Unsurprisingly, this place is one of the top attractions in Chiapas and therefore several restaurants and souvenirs shops are part of the deal. But don’t worry! Not even that can spoilt the wonder of this place. As the waterfalls has different levels we advise you to explore a bit further so you can have your own turquoise pool to yourself!
Note: Unfortunately for us we couldn’t see the proper turquoise waters due to rains.
An impressive 30 m high waterfall, surrounded by tropical rainforest, where you can dip in its lagoon to cool off from the heat, or walk behind the noisy water curtain to get a bit more sense about the power of the fall. You can also visit a little cave with its own waterfall inside for a 10 MXN entrance fee.
Palenque archaeological site
Although more than 90% of this great city is still hidden underneath the rainforest that covers the area, this is one of the top Mayan archaeological site and for good reasons a Unesco World heritage site. Palenque is well known for the temple of inscriptions, the funerary pyramid and final resting place of Pakal the great ruler of Palenque. Trap doors lead to its magnificent sarcophagus where his body was adorned with beautiful ornaments such as the famous Jade death mask.
Apart from its archaeological value, Palenque is surrounded by jungle, so there are high chances to spot wildlife.
Our visit to the Lacandon jungle was the highlight of our trip to Chiapas; if you are a nature-lover this will be your place.
The Lacandon jungle covers around 1.5 millions hectares and is one of the most important tropical rainforest remaining in the Americas. This “ America’s lung” manages to preserve endanger species such as Jaguars, tapir, river otter and the harpy eagle amongst others, and it has managed it thanks to its indigenous people, from where this jungle takes its name.
The lacandon people are one of the most isolated indigenous societies in Mexico.
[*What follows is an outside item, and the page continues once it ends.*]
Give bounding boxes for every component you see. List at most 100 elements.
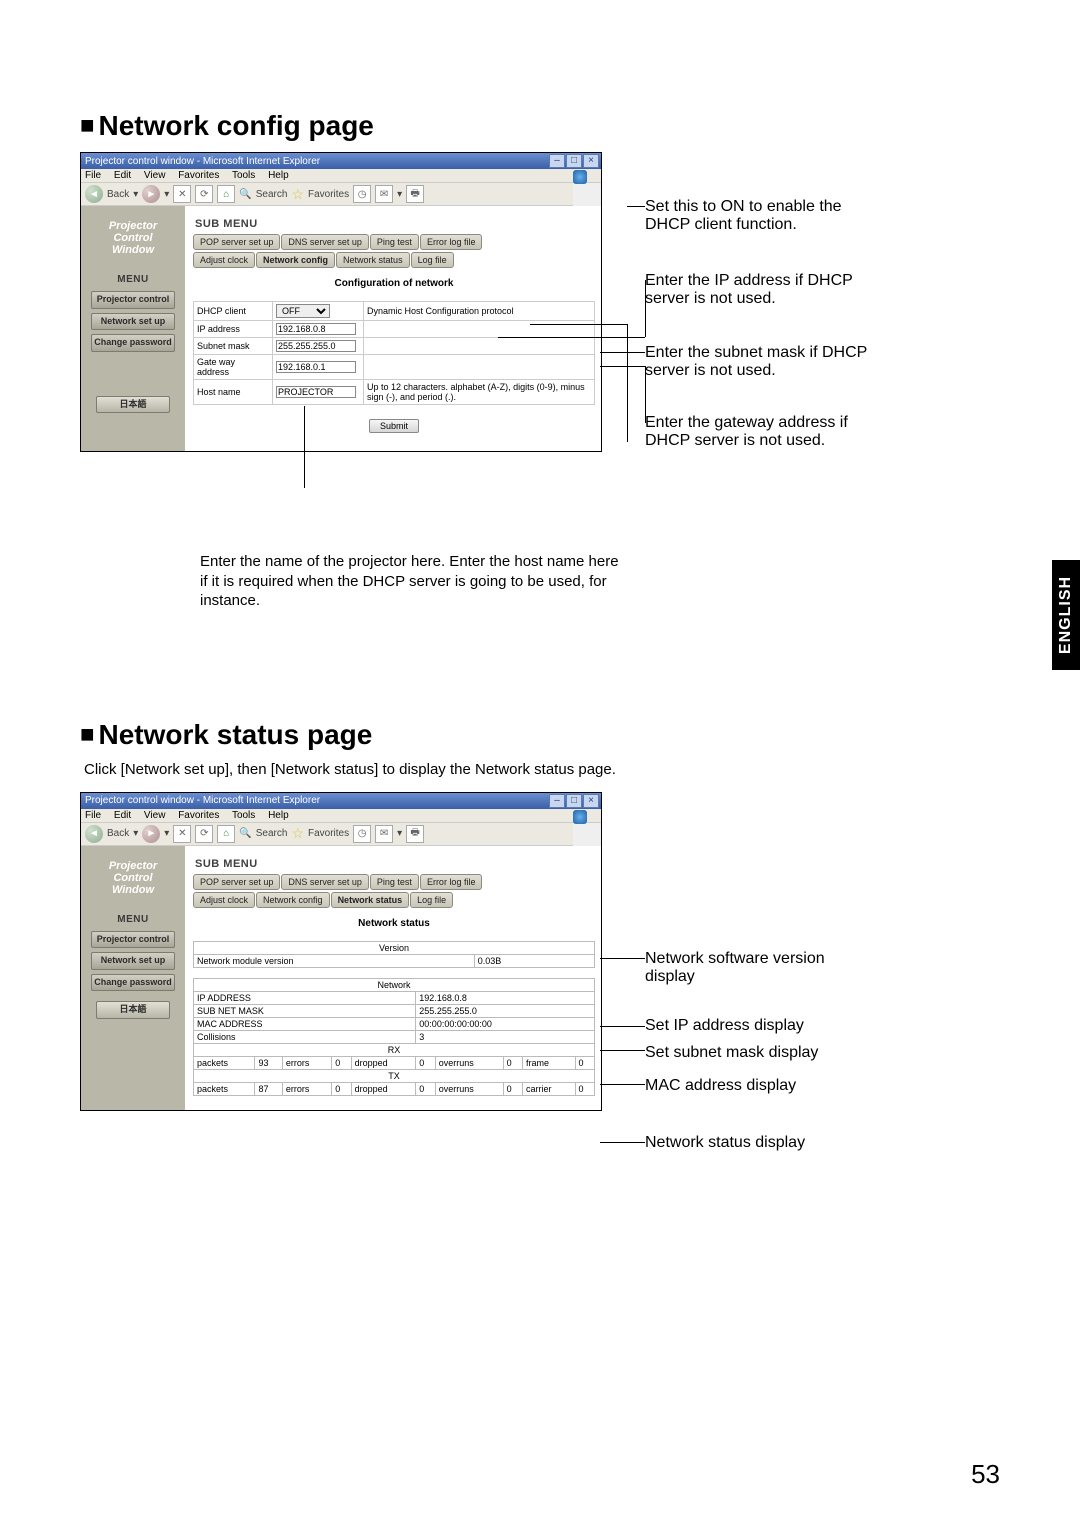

They live from and for the jungle and have the purest relation between men and nature I have ever seen, wise as they are they choose to protect the forest over money and power. “We can’t eat money when the forest is gone” they say.
But protecting the forest has never been so difficult, as with the extension of human settlements, land for farming are requested by other groups and nearby villages.
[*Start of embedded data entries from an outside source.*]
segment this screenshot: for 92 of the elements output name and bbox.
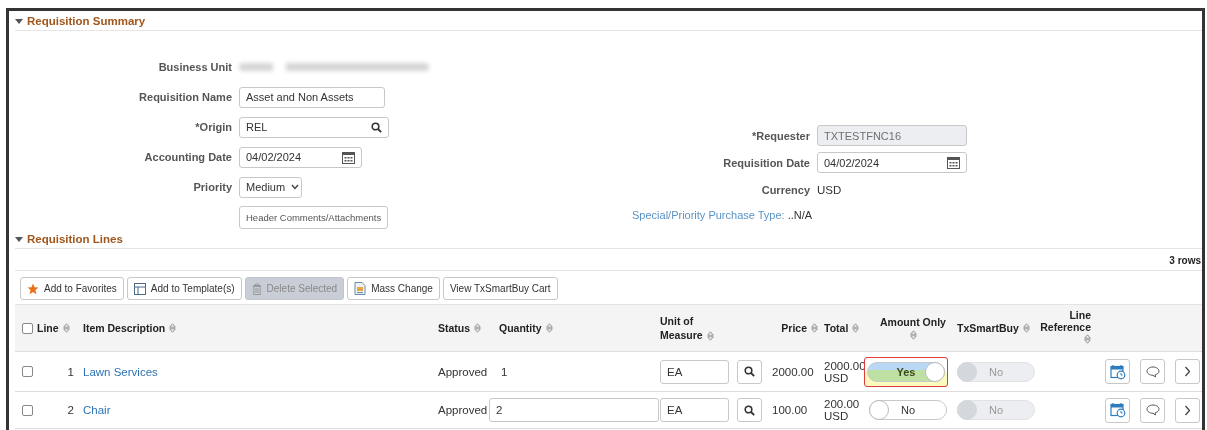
calendar-icon bbox=[342, 150, 355, 164]
column-header[interactable]: Amount Only bbox=[869, 316, 957, 340]
field-label: *Requester bbox=[751, 129, 810, 142]
calendar-clock-icon bbox=[1109, 402, 1126, 418]
column-header[interactable]: Unit of Measure bbox=[660, 314, 730, 342]
unit-field[interactable]: EA bbox=[660, 359, 729, 384]
total-text: USD bbox=[824, 371, 849, 384]
layout-icon bbox=[133, 282, 146, 295]
line-number: 2 bbox=[67, 404, 74, 416]
calendar-clock-icon bbox=[1109, 363, 1126, 380]
row-count: 3 rows bbox=[1169, 255, 1201, 266]
trash-icon bbox=[251, 282, 262, 295]
sort-icon[interactable] bbox=[62, 323, 70, 333]
field-label: Priority bbox=[193, 181, 232, 193]
priority-dropdown[interactable]: Medium bbox=[239, 176, 302, 198]
comments-button[interactable]: Header Comments/Attachments bbox=[239, 205, 389, 229]
input-field[interactable]: Asset and Non Assets bbox=[239, 86, 385, 108]
column-header[interactable]: Price bbox=[781, 322, 818, 334]
calendar-icon bbox=[947, 156, 960, 169]
sort-icon[interactable] bbox=[852, 323, 860, 333]
column-header[interactable]: Total bbox=[824, 322, 860, 334]
lookup-field[interactable]: REL bbox=[239, 116, 389, 138]
search-icon bbox=[371, 121, 382, 133]
status-text: Approved bbox=[438, 404, 488, 416]
toggle-switch: No bbox=[957, 361, 1035, 382]
field-label: *Origin bbox=[195, 121, 232, 133]
column-header[interactable]: Line Reference bbox=[1043, 309, 1091, 344]
schedule-button[interactable] bbox=[1105, 397, 1130, 423]
item-link[interactable]: Chair bbox=[83, 404, 111, 416]
field-label: Business Unit bbox=[158, 61, 232, 73]
sort-icon[interactable] bbox=[1084, 334, 1091, 344]
column-header[interactable]: Line bbox=[37, 322, 70, 334]
sort-icon[interactable] bbox=[909, 330, 917, 340]
total-text: USD bbox=[824, 410, 849, 422]
line-number: 1 bbox=[67, 365, 74, 378]
column-header[interactable]: TxSmartBuy bbox=[957, 322, 1030, 334]
section-title[interactable]: Requisition Lines bbox=[27, 232, 123, 245]
checkbox[interactable] bbox=[21, 322, 33, 334]
star-icon bbox=[27, 282, 39, 295]
purchase-type-value: ..N/A bbox=[787, 209, 813, 221]
column-header[interactable]: Item Description bbox=[83, 322, 177, 334]
price-text: 100.00 bbox=[772, 404, 808, 416]
caret-icon[interactable] bbox=[15, 234, 23, 243]
toggle-switch: No bbox=[957, 400, 1035, 420]
checkbox[interactable] bbox=[21, 366, 33, 377]
sort-icon[interactable] bbox=[474, 323, 482, 333]
speech-bubble-icon bbox=[1145, 404, 1160, 416]
total-text: 200.00 bbox=[824, 398, 860, 410]
column-header[interactable]: Quantity bbox=[499, 322, 553, 334]
search-button[interactable] bbox=[737, 398, 762, 422]
checkbox[interactable] bbox=[21, 404, 33, 416]
search-button[interactable] bbox=[737, 359, 762, 384]
field-value: USD bbox=[817, 183, 842, 196]
input-field: TXTESTFNC16 bbox=[817, 125, 967, 146]
unit-field[interactable]: EA bbox=[660, 398, 729, 422]
document-icon bbox=[354, 282, 367, 295]
search-icon bbox=[744, 404, 755, 416]
sort-icon[interactable] bbox=[545, 323, 553, 333]
comment-button[interactable] bbox=[1140, 397, 1165, 423]
field-label: Accounting Date bbox=[144, 151, 232, 163]
sort-icon[interactable] bbox=[706, 331, 714, 342]
section-title[interactable]: Requisition Summary bbox=[27, 14, 146, 27]
toolbar-button[interactable]: Add to Template(s) bbox=[126, 277, 242, 300]
sort-icon[interactable] bbox=[169, 323, 177, 333]
field-label: Requisition Name bbox=[139, 91, 232, 103]
chevron-down-icon bbox=[291, 184, 300, 190]
comment-button[interactable] bbox=[1140, 359, 1165, 384]
toolbar-button[interactable]: Mass Change bbox=[347, 277, 440, 300]
column-header[interactable]: Status bbox=[438, 322, 482, 334]
date-field[interactable]: 04/02/2024 bbox=[239, 146, 362, 168]
speech-bubble-icon bbox=[1145, 365, 1160, 378]
field-label: Requisition Date bbox=[723, 156, 810, 169]
sort-icon[interactable] bbox=[811, 323, 818, 333]
details-button[interactable] bbox=[1175, 359, 1200, 384]
schedule-button[interactable] bbox=[1105, 359, 1130, 384]
chevron-right-icon bbox=[1184, 366, 1191, 377]
details-button[interactable] bbox=[1175, 397, 1200, 423]
field-label: Currency bbox=[761, 183, 810, 196]
caret-icon[interactable] bbox=[15, 16, 23, 25]
search-icon bbox=[744, 366, 755, 377]
toggle-switch[interactable]: Yes bbox=[867, 361, 945, 382]
status-text: Approved bbox=[438, 365, 488, 378]
date-field[interactable]: 04/02/2024 bbox=[817, 152, 967, 173]
quantity-field[interactable]: 2 bbox=[489, 398, 659, 422]
chevron-right-icon bbox=[1184, 404, 1191, 416]
toolbar-button[interactable]: View TxSmartBuy Cart bbox=[442, 277, 558, 300]
toggle-switch[interactable]: No bbox=[869, 400, 947, 420]
item-link[interactable]: Lawn Services bbox=[83, 365, 158, 378]
sort-icon[interactable] bbox=[1022, 323, 1030, 333]
toolbar-button[interactable]: Add to Favorites bbox=[20, 277, 124, 300]
quantity-text: 1 bbox=[500, 365, 508, 378]
price-text: 2000.00 bbox=[772, 365, 814, 378]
The Lacandon people try harder everyday to find the balance between the modern world and their culture without loosing their indigenous customs. A few of them still wear typical white tunics and long hair, while others prefer jeans and t-shirt. Either way they are fighting everyday to save the most sacred to them, their forest!
Visiting them you won’t only have the adventure of your life, but you will also help them. There are small camps and eco-accommodations in different areas of the Jungle, we visited the village called Lacanja Chansayab.
Things to do in Lacanja
The swiftlets waterfall
A 5 km (return) easy trekking route where you will discover the proper Lacandon jungle, its sounds, its green colors its wildlife, and when hot enough you can jump into the different pools the waterfall offers! It makes for a perfect jungle day; note: on the way the several archeological remains under the vegetation!
Lacanja archeological site
This site is the remain of a Mayan settlement under the jungle, this place is sacred to the Lacandon people and you must be guided.
Lacanja lagoon and Bonampak
This is a 2-days route guided by Lacandon people, where you will discover the beautiful turquoise color of Lacanja lagoon, camp at night and visit the popular Bonampak archeological site, famous for having the best preserved murals in the Mayan world.
Yaxchilan archeological site
Getting there is an adventure on its own, only reachable by boat and hidden in the heart of the jungle, the boat trip is a great opportunity to spot wildlife.
There are more activities available like rafting, canoeing, etc…
How to get there?
From Palenque city there are local vans to San Javier Junction (Cruce San Javier) is about 2 hours trip. From there is 6 km to Lacanja Chansayab, you can get a taxi on the junction.
If you haven’t visited the magical state of Chiapas, you are missing a great corner of the world! what are you waiting for?